Cearense de São Benedito, interessada em pesquisar autoficção, memória, narrativa, imagem e palavra. Doutoranda em artes visuais pela UFBA e mestra em comunicação pela UFC, atualmente pesquisa imagem e imaginação, fabulação crítica, visível e invisível da imagem fotográfica. É integrante do Descoletivo, coletivo de fotografia, e do FrestaLab, selo independente de edição de fotolivros e fotozines. Tem quatro fotolivros publicados, três deles em parceria com Régis Amora pelo Descoletivo, realizou duas exposições individuais e participou de exposições coletivas e mostras no Brasil, na França, em Portugal e na Espanha. Em 2022 participou da residência Mira Latina LAB, da residência com Eustáquio Neves em seu ateliê AEN, do Programa de Residências e Intercâmbios do Porto Dragão e do Ateliê de Criação do MIS-CE, em curso.
Mira Latina
Elas chegam pelo mar
É preciso seguir construindo ficções. Quebrar os horizontes desse mundo pra morar em outros, fazer do corpo o primeiro espaço de memória, alegria, usufruto, escape, triunfo, matéria, narrativa, arquivo, acervo, museu. Mais que isso, é preciso quebrar todas essas palavras e escapar daí para o inominável, para o que não se contém num vocábulo, para o que não se pode enxergar nem encarar, que foge de volta, de dentro pra dentro de si. A sapatão, essa tão temida, essa que é expulsa das histórias, das famílias, das igrejas, das memórias, essa é monstruosa e aberrante. Ela é uma forma quase não humana, quase humana, uma estranheza que se gera a si, um buraco, um bicho, uma não-mulher e uma não-homem. Sapatonas são virulentas, se espalham, se propagam, se infiltram – e, talvez por isso, tão perigosas. Elas não temem a noite, nem as outras monstruosidades, possíveis e impossíveis. Elas são criaturas amorfas, impronunciáveis, sedentas. Elas atacam. Elas agem durante o sono, elas se infiltram nos corpos, nas famílias, nas cidades. Muitas, à luz do dia, parecem tão normais. Por dentro da pele, no entanto, vibrando na superfície da carne agitada, o implacável, friccionável e incendiável se inquieta. O terrível que existe na mulher-macho sapatão me protege e me lembra da minha força. Nele me apego, nos apegamos, com o grande grito da boca da noite nos reunimos e daí nos nutrimos.
Elas chegam pelo mar.
Não há como conter. Não há como se preparar, como reagir. Muitas vezes sequer se consegue perceber. Elas chegam pelo mar. Elas se pariram e se misturaram, inventaram a si e aos rituais de refazimento, de multiplicação, de resiliência e transgressão “Assim escrevo: resiliência = reconstrução tática a partir dos cacos despedaçados pela violência colonial; transgressão = invenção de novos seres para além do cárcere racial, do desvio e das injustiças cognitivas.” (RUFINO, p. 11, 2019). Então eu invento a criação e a chegada das Lésbicas Futuristas do Atlântico, essas que financiam a Inauguração do Museu do amor sapatão, que talvez sequer sejam humanas – mas que são alternativa à escassez, possibilidade, explosão imprevisível na água salgada da noite sem lua.

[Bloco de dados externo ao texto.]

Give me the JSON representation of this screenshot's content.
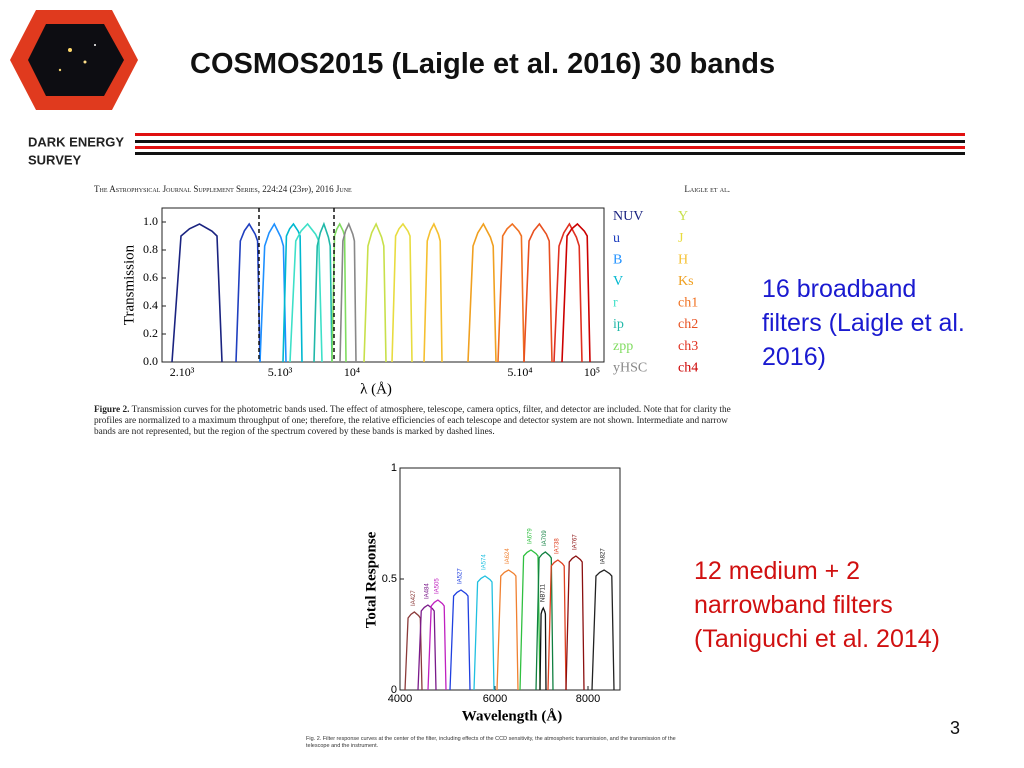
{
  "header": {
    "title": "COSMOS2015 (Laigle et al. 2016) 30 bands",
    "logo_lines": [
      "DARK ENERGY",
      "SURVEY"
    ]
  },
  "figure1": {
    "running_head_left": "The Astrophysical Journal Supplement Series, 224:24 (23pp), 2016 June",
    "running_head_right": "Laigle et al.",
    "y_label": "Transmission",
    "x_label": "λ (Å)",
    "yticks": [
      "1.0",
      "0.8",
      "0.6",
      "0.4",
      "0.2",
      "0.0"
    ],
    "xticks": [
      "2.10³",
      "5.10³",
      "10⁴",
      "5.10⁴",
      "10⁵"
    ],
    "legend": [
      {
        "name": "NUV",
        "color": "#1a2380"
      },
      {
        "name": "u",
        "color": "#1f3fbf"
      },
      {
        "name": "B",
        "color": "#1e90ff"
      },
      {
        "name": "V",
        "color": "#00b8d0"
      },
      {
        "name": "r",
        "color": "#3ee0c8"
      },
      {
        "name": "ip",
        "color": "#20b8a8"
      },
      {
        "name": "zpp",
        "color": "#80dc60"
      },
      {
        "name": "yHSC",
        "color": "#888888"
      },
      {
        "name": "Y",
        "color": "#c8e04a"
      },
      {
        "name": "J",
        "color": "#e8dc40"
      },
      {
        "name": "H",
        "color": "#f5c030"
      },
      {
        "name": "Ks",
        "color": "#f0a020"
      },
      {
        "name": "ch1",
        "color": "#f07020"
      },
      {
        "name": "ch2",
        "color": "#e85020"
      },
      {
        "name": "ch3",
        "color": "#e03020"
      },
      {
        "name": "ch4",
        "color": "#cc0000"
      }
    ],
    "caption_label": "Figure 2.",
    "caption": "Transmission curves for the photometric bands used. The effect of atmosphere, telescope, camera optics, filter, and detector are included. Note that for clarity the profiles are normalized to a maximum throughput of one; therefore, the relative efficiencies of each telescope and detector system are not shown. Intermediate and narrow bands are not represented, but the region of the spectrum covered by these bands is marked by dashed lines."
  },
  "note1": "16 broadband filters (Laigle et al. 2016)",
  "figure2": {
    "y_label": "Total Response",
    "x_label": "Wavelength (Å)",
    "yticks": [
      "1",
      "0.5",
      "0"
    ],
    "xticks": [
      "4000",
      "6000",
      "8000"
    ],
    "filters": [
      {
        "name": "IA427",
        "color": "#8b3a3a"
      },
      {
        "name": "IA484",
        "color": "#7a1a8a"
      },
      {
        "name": "IA505",
        "color": "#c020c0"
      },
      {
        "name": "IA527",
        "color": "#2040e0"
      },
      {
        "name": "IA574",
        "color": "#20c0e0"
      },
      {
        "name": "IA624",
        "color": "#f08030"
      },
      {
        "name": "IA679",
        "color": "#30c040"
      },
      {
        "name": "IA709",
        "color": "#108040"
      },
      {
        "name": "NB711",
        "color": "#111111"
      },
      {
        "name": "IA738",
        "color": "#e04020"
      },
      {
        "name": "IA767",
        "color": "#8b1010"
      },
      {
        "name": "IA827",
        "color": "#222222"
      }
    ],
    "caption": "Fig. 2. Filter response curves at the center of the filter, including effects of the CCD sensitivity, the atmospheric transmission, and the transmission of the telescope and the instrument."
  },
  "note2": "12 medium + 2 narrowband filters (Taniguchi et al. 2014)",
  "page_number": "3"
}
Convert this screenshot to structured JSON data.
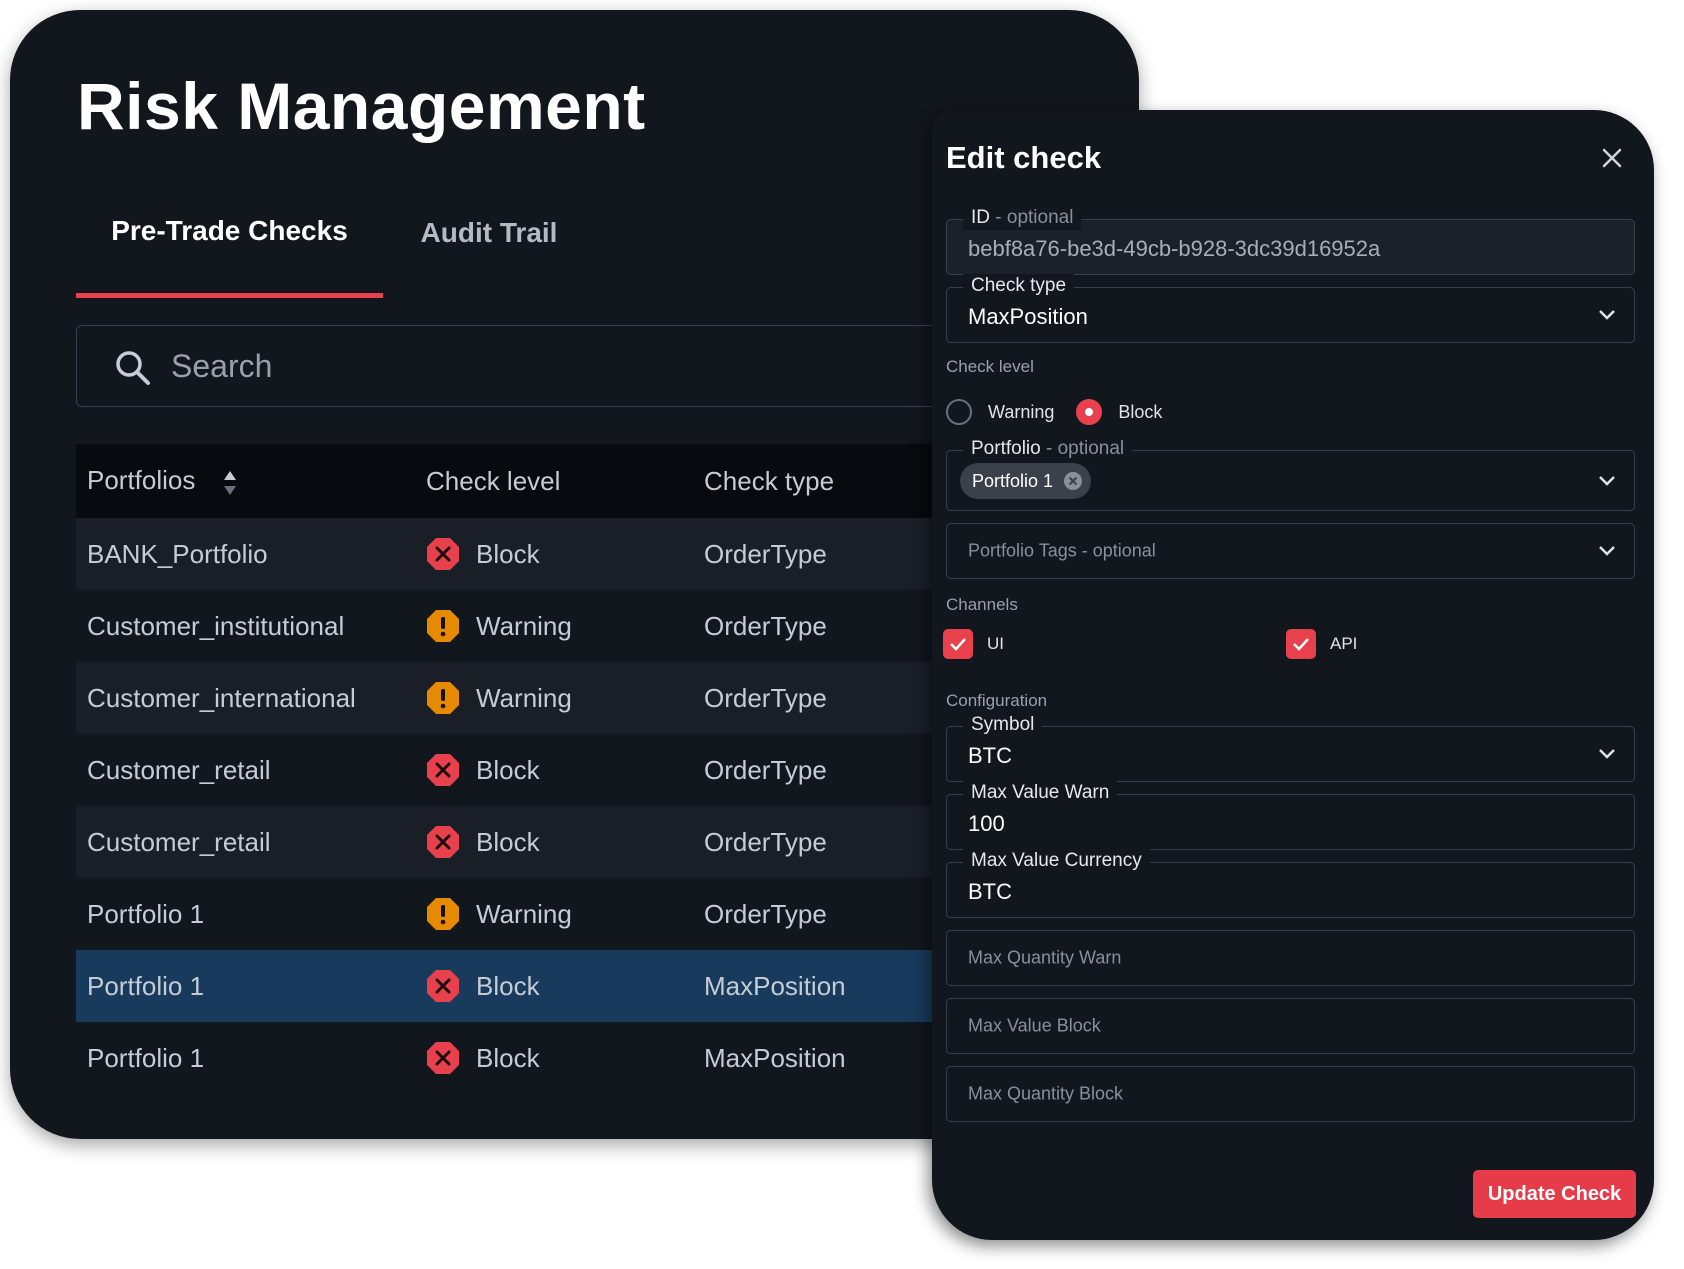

Convido, então, quatro das artistas residentes e com eles componho um jogo, um ritual, uma proposição. O encontro com o que é perigoso e sem nome em cada uma de nós, o grito e a explosão do corpo como criação de si e contato com o inominável do mundo. Com uma câmera de celular e uma câmera analógica, flashs aleatórios em direção ao mar, aonde eu e mais três artistas nos movíamos, gritávamos, mergulhávamos e reaparecíamos diante de nós mesmas. As luzes dos flashs, disparados automaticamente pelos dois equipamentos, foram ao mesmo tempo o único momento de vidência e, após meia hora de disparos aleatórios e descoordenados, as responsáveis pela cegueira de todas nós. Ao mesmo tempo, foram a condição para que as câmeras conseguissem efetivamente registrar imagens. Opero, então, nesses registros, exagerando em contraste, em cor, em grão e acrescendo outra camada de incompreensão às fotografias, que se juntam nesta obra, tão sem nome quanto todas nós.